# Love my Graco.



## We do lines... (Apr 21, 2010)

I'm a big fan of the Graco 3900 Line Lazer.

A great day of striping. The machine never quit.

How do I put our logo in our profile?

Thanks,

Tom


----------



## Workaholic (Apr 17, 2007)

We do lines... said:


> How do I put our logo in our profile?
> 
> Tom


It looks like you already have a picture on your profile page.


----------



## nEighter (Nov 14, 2008)

In times of need.. they hire.. just look at the rig you can use!


----------



## LOSTinDETAILS (Jun 17, 2009)

Look on the bright side when you are at your lowest of low's from the lines you can always pawn it and get by for at least a couple more days.


----------



## BC_Painter (Feb 14, 2010)

and to think i was using this little rickety spraycan holder on 2 wheels. Puts the can upside down.
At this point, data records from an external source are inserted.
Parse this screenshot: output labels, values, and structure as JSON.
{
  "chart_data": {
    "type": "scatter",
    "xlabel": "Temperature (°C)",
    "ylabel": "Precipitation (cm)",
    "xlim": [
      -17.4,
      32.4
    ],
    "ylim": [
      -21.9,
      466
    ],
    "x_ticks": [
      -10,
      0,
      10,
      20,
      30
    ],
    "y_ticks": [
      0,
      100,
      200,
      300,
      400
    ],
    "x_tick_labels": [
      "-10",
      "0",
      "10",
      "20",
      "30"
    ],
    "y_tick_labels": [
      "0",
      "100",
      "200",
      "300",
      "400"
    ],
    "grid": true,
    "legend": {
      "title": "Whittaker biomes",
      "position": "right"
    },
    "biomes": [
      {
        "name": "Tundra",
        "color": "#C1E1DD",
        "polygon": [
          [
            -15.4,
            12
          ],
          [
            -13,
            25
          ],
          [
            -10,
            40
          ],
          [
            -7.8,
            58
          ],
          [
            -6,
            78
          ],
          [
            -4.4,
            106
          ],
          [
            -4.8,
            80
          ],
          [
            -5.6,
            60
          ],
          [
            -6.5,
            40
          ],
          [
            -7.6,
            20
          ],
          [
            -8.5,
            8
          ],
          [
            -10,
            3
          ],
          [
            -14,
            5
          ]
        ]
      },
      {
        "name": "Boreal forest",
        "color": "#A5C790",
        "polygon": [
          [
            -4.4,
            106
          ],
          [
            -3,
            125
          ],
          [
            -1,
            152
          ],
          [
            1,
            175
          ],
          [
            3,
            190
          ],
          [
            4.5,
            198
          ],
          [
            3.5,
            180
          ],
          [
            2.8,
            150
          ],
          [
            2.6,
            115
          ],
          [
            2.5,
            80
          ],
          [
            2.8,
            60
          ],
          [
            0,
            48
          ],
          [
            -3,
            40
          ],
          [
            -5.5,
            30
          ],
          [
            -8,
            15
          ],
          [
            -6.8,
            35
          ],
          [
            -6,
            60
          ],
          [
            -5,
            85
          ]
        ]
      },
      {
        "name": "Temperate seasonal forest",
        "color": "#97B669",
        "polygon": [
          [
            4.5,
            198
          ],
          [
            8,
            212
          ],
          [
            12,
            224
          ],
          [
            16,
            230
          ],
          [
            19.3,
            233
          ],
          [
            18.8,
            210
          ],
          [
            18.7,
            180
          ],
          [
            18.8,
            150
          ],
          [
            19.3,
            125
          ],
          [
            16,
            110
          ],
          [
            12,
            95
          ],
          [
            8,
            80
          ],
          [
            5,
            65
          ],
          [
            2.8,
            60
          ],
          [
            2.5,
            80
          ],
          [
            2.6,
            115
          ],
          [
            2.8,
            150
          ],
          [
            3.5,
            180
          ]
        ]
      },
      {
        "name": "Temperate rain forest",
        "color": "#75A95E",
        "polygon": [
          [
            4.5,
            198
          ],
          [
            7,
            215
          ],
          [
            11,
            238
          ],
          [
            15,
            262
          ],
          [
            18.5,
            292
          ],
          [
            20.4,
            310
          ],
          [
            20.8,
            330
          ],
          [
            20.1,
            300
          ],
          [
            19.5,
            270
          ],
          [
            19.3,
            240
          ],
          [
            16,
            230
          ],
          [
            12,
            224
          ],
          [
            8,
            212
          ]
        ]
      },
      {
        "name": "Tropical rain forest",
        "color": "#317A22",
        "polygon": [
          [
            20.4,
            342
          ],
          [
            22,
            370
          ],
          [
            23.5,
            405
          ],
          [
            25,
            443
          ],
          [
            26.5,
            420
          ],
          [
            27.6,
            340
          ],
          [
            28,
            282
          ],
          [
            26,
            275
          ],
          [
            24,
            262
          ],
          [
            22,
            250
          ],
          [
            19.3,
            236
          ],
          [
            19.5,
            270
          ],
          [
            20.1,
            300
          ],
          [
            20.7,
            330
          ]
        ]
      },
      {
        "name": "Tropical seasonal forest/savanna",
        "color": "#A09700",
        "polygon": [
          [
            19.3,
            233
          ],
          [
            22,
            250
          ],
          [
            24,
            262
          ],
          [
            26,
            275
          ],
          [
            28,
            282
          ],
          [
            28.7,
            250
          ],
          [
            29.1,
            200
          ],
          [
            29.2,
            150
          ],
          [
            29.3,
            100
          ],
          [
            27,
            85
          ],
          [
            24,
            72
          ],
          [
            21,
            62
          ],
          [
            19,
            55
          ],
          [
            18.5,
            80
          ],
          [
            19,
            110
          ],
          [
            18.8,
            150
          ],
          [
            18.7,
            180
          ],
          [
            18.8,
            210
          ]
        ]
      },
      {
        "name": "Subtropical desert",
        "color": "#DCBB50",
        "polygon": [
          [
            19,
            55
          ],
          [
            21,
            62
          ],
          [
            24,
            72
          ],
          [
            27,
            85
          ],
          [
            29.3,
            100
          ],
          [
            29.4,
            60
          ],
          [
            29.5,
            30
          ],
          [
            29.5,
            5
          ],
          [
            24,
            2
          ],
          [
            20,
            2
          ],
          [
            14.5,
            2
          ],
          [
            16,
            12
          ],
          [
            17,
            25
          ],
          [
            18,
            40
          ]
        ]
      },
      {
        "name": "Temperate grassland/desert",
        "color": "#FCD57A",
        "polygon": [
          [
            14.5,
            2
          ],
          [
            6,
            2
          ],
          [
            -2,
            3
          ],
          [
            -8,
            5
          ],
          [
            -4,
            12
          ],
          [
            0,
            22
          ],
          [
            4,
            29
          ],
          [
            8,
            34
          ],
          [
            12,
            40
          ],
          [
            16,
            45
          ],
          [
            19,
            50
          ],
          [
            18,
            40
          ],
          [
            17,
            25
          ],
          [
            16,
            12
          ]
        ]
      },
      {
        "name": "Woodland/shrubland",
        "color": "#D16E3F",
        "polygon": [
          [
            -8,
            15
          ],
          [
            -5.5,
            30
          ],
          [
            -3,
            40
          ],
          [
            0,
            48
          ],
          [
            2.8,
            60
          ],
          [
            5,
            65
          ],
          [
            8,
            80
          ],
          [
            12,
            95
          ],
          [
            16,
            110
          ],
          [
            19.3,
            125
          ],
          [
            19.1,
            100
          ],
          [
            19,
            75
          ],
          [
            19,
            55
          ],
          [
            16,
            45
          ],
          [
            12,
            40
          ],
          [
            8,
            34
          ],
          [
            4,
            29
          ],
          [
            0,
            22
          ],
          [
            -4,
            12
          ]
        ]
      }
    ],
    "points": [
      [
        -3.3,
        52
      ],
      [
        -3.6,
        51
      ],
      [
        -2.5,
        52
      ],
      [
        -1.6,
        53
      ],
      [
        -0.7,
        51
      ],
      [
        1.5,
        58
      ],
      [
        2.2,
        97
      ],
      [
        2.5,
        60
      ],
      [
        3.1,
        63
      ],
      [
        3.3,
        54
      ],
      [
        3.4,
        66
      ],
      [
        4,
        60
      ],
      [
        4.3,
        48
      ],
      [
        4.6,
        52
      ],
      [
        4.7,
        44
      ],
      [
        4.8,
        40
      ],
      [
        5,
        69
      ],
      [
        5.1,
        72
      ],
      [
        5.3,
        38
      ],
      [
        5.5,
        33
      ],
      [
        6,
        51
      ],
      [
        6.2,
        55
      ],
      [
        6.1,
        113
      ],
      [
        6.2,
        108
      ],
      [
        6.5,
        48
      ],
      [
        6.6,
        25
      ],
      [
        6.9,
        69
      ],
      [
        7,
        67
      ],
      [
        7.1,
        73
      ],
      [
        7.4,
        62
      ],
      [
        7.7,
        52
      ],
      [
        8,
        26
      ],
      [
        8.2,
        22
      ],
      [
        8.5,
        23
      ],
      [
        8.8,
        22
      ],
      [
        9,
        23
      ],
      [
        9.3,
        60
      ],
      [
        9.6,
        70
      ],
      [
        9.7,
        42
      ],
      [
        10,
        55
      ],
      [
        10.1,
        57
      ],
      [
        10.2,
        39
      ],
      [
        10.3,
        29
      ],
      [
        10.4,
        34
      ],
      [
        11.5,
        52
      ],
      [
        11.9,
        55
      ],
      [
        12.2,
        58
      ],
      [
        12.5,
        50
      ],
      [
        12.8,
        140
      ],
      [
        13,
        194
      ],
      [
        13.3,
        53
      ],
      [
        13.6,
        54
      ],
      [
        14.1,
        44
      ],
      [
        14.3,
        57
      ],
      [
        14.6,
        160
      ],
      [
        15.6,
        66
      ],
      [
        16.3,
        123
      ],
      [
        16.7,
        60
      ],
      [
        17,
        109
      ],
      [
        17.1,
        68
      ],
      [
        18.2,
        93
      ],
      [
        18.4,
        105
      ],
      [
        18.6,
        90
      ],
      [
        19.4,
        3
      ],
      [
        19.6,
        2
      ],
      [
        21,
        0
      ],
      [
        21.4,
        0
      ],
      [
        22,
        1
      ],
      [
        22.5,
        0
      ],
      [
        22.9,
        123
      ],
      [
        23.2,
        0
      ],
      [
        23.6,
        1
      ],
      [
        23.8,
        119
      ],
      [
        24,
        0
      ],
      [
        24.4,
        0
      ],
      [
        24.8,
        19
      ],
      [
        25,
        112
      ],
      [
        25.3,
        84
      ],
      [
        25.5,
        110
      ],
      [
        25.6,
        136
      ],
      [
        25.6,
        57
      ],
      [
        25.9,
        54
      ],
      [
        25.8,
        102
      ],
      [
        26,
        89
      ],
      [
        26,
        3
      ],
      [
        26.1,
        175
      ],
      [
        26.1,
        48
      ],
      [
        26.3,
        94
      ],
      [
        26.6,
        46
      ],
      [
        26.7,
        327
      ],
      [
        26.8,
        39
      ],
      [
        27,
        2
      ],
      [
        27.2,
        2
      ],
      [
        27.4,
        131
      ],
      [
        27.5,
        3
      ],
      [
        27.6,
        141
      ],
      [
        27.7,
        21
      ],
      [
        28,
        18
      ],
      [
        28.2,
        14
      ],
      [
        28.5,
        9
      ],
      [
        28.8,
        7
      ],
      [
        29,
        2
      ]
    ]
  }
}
It worked ok, but probably more expensive using cans all the time :thumbsup:


----------



## TJ Paint (Jun 18, 2009)

Looks like that would get old real fast.


----------



## WisePainter (Dec 27, 2008)

........................


----------



## Romanski (May 4, 2008)

TJ Paint said:


> Looks like that would get old real fast.


No different than scraping or sanding for weeks... at least its a change of scenery almost everyday.


----------